Eu sei que há em mim o crime e a maldade.
O resto não sei.
Eu mantenho isso assim junto de mim,
e me viro com isso.
M. DURAS
A. Kiefer |
A confusão entre a entrada da subjetividade na crítica (na pesquisa, na investigação, na produção de conhecimento) depois de tantos anos em que isso foi vedado e vetado vem criando muitos embaçamentos e tropeços.
Observo que um dos modos dessa confusão está em achar que a subjetividade no seio do exercício crítico se compraz com a figura apoteótica da pessoa que acha que é o que é. Logo: que o que acha é o que é. Faltam novos modos de averiguação, de colocar em diálogo, novas metodologias em comum, quando trata-se de também deixar que a subjetividade crie suas marcas críticas.
Mas reconhecer essa necessidade deveria vir antes dos duros julgamentos ou retaliações. Oriundos da crença nefasta e ingênua que acha que basta ser você (e aí o você vai continuar apenas endossando o caldo dos sobrenomes, desse "grande" Brasil de capitanias "hereditárias"...), ou olhar para o que você fez que tudo magicamente se escreverá. Ou então algo como: você pensa assim porque você é assado. O que acaba acarretando, além do contumaz narcisismo como mote de tudo, num outro problema ainda mais delicado dos nossos tempos.

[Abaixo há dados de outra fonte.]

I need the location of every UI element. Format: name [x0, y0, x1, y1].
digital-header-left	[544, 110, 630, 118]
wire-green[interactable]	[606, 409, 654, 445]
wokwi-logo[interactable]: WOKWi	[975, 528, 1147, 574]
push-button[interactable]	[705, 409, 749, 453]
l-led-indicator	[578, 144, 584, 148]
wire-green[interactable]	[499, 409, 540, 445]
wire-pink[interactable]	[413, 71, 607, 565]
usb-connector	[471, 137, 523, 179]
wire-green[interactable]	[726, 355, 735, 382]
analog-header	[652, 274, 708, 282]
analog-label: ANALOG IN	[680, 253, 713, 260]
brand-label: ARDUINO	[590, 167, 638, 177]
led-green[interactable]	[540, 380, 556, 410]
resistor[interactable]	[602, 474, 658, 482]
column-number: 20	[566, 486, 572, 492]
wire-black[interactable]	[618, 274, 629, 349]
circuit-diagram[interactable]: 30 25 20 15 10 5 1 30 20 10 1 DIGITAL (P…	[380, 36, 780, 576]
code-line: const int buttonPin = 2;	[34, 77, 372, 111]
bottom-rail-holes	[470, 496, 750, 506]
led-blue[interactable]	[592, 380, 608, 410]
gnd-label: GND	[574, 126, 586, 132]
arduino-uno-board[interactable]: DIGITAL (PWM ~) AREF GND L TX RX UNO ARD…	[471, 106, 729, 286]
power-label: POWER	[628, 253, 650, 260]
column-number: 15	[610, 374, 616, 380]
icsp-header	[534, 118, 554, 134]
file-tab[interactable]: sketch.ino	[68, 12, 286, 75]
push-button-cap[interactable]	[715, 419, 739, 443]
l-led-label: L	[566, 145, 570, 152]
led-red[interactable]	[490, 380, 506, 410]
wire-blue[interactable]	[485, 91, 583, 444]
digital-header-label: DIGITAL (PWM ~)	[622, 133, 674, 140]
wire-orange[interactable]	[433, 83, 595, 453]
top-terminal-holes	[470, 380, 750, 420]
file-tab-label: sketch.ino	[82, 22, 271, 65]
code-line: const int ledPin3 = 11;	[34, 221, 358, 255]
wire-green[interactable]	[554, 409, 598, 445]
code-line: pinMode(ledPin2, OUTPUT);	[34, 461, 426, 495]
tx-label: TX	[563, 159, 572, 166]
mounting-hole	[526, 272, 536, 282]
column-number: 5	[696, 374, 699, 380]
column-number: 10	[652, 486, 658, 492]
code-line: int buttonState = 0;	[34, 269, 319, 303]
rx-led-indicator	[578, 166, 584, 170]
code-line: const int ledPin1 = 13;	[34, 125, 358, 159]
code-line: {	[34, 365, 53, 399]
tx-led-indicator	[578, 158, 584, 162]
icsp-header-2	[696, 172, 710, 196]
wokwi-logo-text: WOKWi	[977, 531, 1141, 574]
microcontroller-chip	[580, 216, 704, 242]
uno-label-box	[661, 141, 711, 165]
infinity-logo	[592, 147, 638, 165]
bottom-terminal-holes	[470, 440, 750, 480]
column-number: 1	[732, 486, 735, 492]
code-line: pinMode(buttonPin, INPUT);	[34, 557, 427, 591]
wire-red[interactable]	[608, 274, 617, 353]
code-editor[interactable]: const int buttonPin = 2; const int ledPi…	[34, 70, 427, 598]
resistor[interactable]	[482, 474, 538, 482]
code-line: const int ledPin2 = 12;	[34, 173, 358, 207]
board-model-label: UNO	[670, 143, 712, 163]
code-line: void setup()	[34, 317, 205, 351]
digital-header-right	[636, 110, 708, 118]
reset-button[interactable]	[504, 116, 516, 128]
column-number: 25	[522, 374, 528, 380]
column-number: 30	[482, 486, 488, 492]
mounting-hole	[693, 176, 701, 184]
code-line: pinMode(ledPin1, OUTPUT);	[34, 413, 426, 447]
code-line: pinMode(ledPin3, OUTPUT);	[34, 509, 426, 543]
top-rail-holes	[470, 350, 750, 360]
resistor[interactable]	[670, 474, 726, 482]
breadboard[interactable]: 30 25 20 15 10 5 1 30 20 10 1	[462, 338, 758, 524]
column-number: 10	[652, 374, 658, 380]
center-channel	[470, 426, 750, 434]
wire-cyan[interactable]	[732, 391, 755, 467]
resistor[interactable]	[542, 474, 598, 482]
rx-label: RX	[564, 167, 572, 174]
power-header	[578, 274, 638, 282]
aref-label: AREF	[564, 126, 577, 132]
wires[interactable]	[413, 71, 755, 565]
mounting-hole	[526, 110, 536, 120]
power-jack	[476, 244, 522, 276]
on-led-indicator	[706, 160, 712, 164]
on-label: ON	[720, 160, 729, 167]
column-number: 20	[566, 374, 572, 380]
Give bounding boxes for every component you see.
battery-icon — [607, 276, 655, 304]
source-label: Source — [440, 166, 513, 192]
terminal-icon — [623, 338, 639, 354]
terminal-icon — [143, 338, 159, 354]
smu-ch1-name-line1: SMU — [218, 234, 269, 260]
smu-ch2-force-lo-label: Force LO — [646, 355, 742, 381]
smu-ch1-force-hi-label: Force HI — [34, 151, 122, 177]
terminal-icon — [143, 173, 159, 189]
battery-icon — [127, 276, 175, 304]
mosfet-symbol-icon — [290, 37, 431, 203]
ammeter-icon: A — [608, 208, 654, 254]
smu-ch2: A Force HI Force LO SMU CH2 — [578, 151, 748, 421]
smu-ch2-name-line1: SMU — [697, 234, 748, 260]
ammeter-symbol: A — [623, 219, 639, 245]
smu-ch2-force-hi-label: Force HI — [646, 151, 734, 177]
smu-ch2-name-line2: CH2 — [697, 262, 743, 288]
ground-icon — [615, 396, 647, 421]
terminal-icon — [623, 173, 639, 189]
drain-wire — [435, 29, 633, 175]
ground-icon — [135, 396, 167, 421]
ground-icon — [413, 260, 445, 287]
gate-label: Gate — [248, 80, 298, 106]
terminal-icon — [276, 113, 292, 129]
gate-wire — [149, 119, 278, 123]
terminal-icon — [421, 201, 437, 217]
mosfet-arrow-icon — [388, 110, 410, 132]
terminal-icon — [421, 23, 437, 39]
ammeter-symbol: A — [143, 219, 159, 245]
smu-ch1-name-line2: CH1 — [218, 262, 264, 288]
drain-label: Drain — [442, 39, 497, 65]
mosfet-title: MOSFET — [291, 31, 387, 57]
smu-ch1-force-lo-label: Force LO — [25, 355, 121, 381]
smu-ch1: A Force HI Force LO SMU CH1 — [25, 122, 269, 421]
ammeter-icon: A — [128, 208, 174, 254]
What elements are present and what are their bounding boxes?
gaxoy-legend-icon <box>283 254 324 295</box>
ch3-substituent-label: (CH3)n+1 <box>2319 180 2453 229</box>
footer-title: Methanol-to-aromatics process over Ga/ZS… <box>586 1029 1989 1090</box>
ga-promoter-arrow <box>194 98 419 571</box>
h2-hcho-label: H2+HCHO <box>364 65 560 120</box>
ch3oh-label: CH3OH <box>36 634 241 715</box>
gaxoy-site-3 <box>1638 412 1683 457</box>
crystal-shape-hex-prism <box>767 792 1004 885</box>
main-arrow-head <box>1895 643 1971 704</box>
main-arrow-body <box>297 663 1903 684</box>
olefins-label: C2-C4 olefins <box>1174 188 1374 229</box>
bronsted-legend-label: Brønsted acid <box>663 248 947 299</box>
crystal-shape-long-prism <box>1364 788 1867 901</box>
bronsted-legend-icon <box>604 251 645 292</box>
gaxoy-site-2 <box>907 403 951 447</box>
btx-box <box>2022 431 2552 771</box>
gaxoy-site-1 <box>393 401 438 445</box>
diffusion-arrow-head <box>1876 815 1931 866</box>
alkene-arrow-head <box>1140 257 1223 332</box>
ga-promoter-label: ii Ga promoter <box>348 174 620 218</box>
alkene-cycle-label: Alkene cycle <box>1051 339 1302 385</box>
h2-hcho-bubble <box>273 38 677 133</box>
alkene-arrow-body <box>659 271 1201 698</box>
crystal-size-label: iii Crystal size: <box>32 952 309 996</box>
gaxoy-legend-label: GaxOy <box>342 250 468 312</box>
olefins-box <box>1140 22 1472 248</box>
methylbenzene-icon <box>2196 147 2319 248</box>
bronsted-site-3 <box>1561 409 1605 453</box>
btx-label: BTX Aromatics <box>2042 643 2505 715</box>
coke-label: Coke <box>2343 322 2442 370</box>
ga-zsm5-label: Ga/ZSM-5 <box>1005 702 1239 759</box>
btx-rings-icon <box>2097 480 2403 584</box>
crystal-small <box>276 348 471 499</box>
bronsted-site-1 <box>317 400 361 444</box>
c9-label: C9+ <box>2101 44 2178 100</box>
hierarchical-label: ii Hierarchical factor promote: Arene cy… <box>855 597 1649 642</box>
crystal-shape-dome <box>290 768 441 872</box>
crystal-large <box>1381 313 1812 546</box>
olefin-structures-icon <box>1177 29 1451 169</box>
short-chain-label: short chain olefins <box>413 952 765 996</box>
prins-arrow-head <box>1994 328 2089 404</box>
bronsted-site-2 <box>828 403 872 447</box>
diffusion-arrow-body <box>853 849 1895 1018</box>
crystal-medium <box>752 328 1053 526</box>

Assim como participamos e vemos um crescente e benéfico movimento de entrada da subjetividade na crítica também vemos uma politização maior e mais intensa de tudo o que seja vivo. (lembro-me de quando comecei a dar aulas na PUC tocou-me ministrar a disciplina "Cânone Ocidental" e ainda recordo-me do espanto de muitos alunos quando propunha pensar o conceito de cânone a partir da noção microfísica do "poder" de Foucault. Eles espantavam-se que a literatura e o mundo literário pudessem ser tão "politizáveis" assim...). E hoje política está em tudo onde haja vida. E incluso na morte. Vide a quantidade de assassinatos e silenciamentos que assombram as nossas sociedades.
Agora veja: se à crítica responde uma subjetividade essencial, crente em si mesma, cujo umbigo é o centro de emissão e vibração à política na e da vida corresponde um julgamento, ou muitos julgamentos dessas mesmas pessoas que emitem sem parar as suas ideias criticas.
Assim como sair dessas pessoas essenciais, que creem controlar suas imagens zumbis em boas ou más, calmas ou agressivas, não é voltar para um impessoal elitista e retórico. Cheio de inviviveis e indizíveis belos e heroicos.
Deixar o mártir e o herói deveria ser a nossa tarefa. Como responsabilidade real e madura diante desse mundo sem representação e sem representantes únicos. Puros. Idealizados. Papai, mamãe, titia.
Estamos esgotando caminhos com julgamentos pessoais que servem à retaliação e incluso à morte de alguém.
A disputa de narrativa hoje deveria ser para encontrar modos e modelos transitórios num mundo sem mártir e sem herói.
Desejo de justiça e força de combate não são. Vou repetir mil vezes. Iguais à uma pessoa agressiva ou vingativa...Até porque fora de uma perspectiva exclusivamente moral, como nos encorajam tomar muitos críticos e escritores, agressivos e vingativos somos todes (vide a epígrafe de Duras)...
Quem matou Marielle e Anderson deve ser a pergunta para conseguirmos acreditar minimamente num viver junto futuro que não seja só julgamento (a memória não é um dever para com o passado, mas as condições de ir adiante, memória passiva equivale à produção de mártires).
Assim como lutar por justiça não equivale a esse modo condenatório que assume a figura do julgamento num país como o nosso. O combate não é igual a guerra. E ser combativa não é ser possuidora de uma psicologia agressiva. Um ser todo aí, posto, conspurcado - a agressiva, vítima desses olhos vermelhos e sedentos, desse mundo já sem cor, sem capacidade de produzir simbolicamente laços comuns... "O tudo poder" deve ser a figura investigada como efeito lúdico-perverso dessa proliferação de julgamentos...
Estamos voltando aos piores estados do essencialismo psicológico. Muitos desses médicos "da vida" escreveram justificativas para os militares durante a ditadura. E eram excelentes pessoas. Conheci alguns. Enfim.
Não adianta numa guerra pedir amor ou camaradagem. Mas escolher o combate. A responsabilidade. A verdade na tua luta. Ah, sinceramente, para mim vão continuar valendo dez vezes mais do que uma falsa e compulsória memória. Ou uma pseudo boa-educação.